駅伝 そして走るということ

駅伝やしんがりが来るまで寒し

駅伝の季節が始まった。

昨日、静岡市町対抗駅伝という恒例のイベントがあり、近くの田んぼの道がコースになっているので、応援に出かけた。この区間は高校男子なので、速い生徒は素晴らしい美しい走りを見せてくれる。ただし、文字通り風のように走り去る選手もいれば、そう速くもない選手もいるのだが、それぞれ懸命に走る姿はやはり胸を打つ。見おわるとある爽快感が心身を満たしてくる。(ちなみに、私は50mも走れない。)

 

先日、11月27日にクイーンズ駅伝という女性の実業団駅伝が仙台で行われた。ちょうどワールドカップサッカーのコスタリカ戦とぶつかって、マスコミの取り上げは少なかった。

けれどこの日は、日本最高級の女子駅伝が見られた。新谷仁美、廣中璃梨佳、田中希実といった日本記録保持者たちが覇を競い、とくに3区での新谷さんと廣中さんの1秒を争うデッドヒートは見る者を戦慄させた。

 

その前日の記者会見がユーチューブでアップされていて、私はたまたまそれ見たが、異様なショックを受けた。

どんな気持ちで走るのかという質問で、新谷さんがマイクをむけられて、走ることで皆さんに元気を与えられる、ということ以上に「結果は勿論だけれど、アスリートとしての、社会的責任とか社会貢献とは何か、それを問いながら走りたい」という深い意味の問いを述べた。次いで廣中さんは、オリンピック以降「後ろは向いていないが、前にも向けない」とこみあげるものを押さえつつ心情を語り、さらに田中さんは涙を溢れさせながら「世界を見据えて戦ってきて、動物的になり、今足下がぐちゃぐちゃになって、どこに向かっていいのかわからない状態だ。

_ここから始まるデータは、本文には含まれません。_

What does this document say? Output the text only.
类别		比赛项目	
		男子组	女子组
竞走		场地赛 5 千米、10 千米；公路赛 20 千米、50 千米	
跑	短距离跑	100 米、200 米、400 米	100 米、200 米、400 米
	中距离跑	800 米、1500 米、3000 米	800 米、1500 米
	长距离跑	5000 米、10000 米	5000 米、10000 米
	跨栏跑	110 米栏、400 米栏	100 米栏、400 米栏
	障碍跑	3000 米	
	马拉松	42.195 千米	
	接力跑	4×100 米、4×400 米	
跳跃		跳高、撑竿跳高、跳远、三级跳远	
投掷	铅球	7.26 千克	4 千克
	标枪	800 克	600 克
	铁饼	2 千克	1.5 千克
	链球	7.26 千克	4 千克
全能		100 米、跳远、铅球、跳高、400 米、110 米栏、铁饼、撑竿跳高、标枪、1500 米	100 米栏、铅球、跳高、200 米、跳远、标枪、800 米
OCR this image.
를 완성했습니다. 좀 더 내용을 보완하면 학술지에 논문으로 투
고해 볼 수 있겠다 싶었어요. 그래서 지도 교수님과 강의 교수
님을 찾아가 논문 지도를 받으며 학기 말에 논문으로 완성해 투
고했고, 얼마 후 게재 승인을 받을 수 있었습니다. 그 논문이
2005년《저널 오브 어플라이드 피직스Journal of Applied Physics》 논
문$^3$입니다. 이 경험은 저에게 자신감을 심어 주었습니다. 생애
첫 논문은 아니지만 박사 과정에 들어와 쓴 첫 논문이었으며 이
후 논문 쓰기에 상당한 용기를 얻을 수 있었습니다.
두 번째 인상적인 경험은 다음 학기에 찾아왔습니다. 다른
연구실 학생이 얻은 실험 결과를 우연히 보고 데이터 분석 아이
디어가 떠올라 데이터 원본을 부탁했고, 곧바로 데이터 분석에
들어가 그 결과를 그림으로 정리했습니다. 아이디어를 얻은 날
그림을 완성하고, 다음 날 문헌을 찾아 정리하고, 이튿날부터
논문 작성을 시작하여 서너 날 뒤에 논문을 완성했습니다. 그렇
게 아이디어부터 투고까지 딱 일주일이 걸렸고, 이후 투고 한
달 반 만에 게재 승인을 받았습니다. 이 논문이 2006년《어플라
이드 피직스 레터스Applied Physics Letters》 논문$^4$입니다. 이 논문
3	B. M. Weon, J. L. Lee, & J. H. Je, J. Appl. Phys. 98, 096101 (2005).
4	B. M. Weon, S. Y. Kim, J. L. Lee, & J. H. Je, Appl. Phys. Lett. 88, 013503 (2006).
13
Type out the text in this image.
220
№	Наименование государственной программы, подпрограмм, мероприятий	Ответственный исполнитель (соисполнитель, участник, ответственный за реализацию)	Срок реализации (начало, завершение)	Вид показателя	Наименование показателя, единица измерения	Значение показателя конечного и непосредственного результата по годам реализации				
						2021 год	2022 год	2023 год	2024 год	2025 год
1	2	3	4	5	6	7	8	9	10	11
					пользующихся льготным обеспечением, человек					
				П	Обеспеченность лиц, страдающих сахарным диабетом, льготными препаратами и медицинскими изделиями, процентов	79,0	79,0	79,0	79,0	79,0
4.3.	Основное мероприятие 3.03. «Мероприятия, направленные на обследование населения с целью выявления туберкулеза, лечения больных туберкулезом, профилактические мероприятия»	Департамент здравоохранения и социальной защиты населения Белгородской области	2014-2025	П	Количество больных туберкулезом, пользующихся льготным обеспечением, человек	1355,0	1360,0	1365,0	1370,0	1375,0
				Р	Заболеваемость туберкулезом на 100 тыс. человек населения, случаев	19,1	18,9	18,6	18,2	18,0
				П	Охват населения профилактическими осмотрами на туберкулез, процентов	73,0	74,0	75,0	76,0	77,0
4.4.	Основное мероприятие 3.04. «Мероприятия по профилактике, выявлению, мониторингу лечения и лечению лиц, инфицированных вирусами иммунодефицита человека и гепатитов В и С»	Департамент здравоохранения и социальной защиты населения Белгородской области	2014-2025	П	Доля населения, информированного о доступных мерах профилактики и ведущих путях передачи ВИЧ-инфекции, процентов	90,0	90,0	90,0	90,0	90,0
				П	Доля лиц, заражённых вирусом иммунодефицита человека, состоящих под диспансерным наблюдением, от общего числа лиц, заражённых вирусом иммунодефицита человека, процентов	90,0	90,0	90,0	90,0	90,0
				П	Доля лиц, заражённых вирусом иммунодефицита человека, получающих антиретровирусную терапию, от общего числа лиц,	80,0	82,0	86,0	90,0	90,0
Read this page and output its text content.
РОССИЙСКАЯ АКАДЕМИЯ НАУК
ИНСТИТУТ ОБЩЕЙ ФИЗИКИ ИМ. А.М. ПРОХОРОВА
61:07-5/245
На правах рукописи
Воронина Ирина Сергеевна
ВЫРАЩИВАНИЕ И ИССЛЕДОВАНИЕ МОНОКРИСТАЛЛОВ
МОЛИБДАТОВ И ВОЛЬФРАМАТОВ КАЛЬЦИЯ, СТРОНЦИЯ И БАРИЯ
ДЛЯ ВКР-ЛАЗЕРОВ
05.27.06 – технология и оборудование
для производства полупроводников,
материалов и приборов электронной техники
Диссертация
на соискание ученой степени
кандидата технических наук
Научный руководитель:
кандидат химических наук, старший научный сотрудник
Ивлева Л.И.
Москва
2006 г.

」と言う。そしてそれぞれが自分を取り戻す駅伝にしたいと。

幼いころからスポーツエリートとして育てられまたマスコミがそのように創り祭り上げてきた彼女たちの心の大きな自問自答の闇、葛藤、ストレスが露わに見え、こんな真剣な会見を見るのは初めてだった。そんな重いものを背負っていたのかと気づかされる。道を究めた人たちの精神性すらそこに見えた気がした。また水泳の荻野さんが一時まったく泳げなくなってしまったことなども思い出された。

 

そして、駅伝当日、日本のトップランナーたちが自分と戦いながら、自分の最高の力を発揮しようと懸命に走る姿を、テレビで見ることができた。タスキをつなぐということが、彼女らに、自分が走ることの意味を改めて感じさせることになったなら良いのだが。評判通り皆さん素晴しい走りだった。

 

写真は、地方都市の駅伝だが、懸命に走る姿は同じように胸を打つ。これからの駅伝に目が離せない。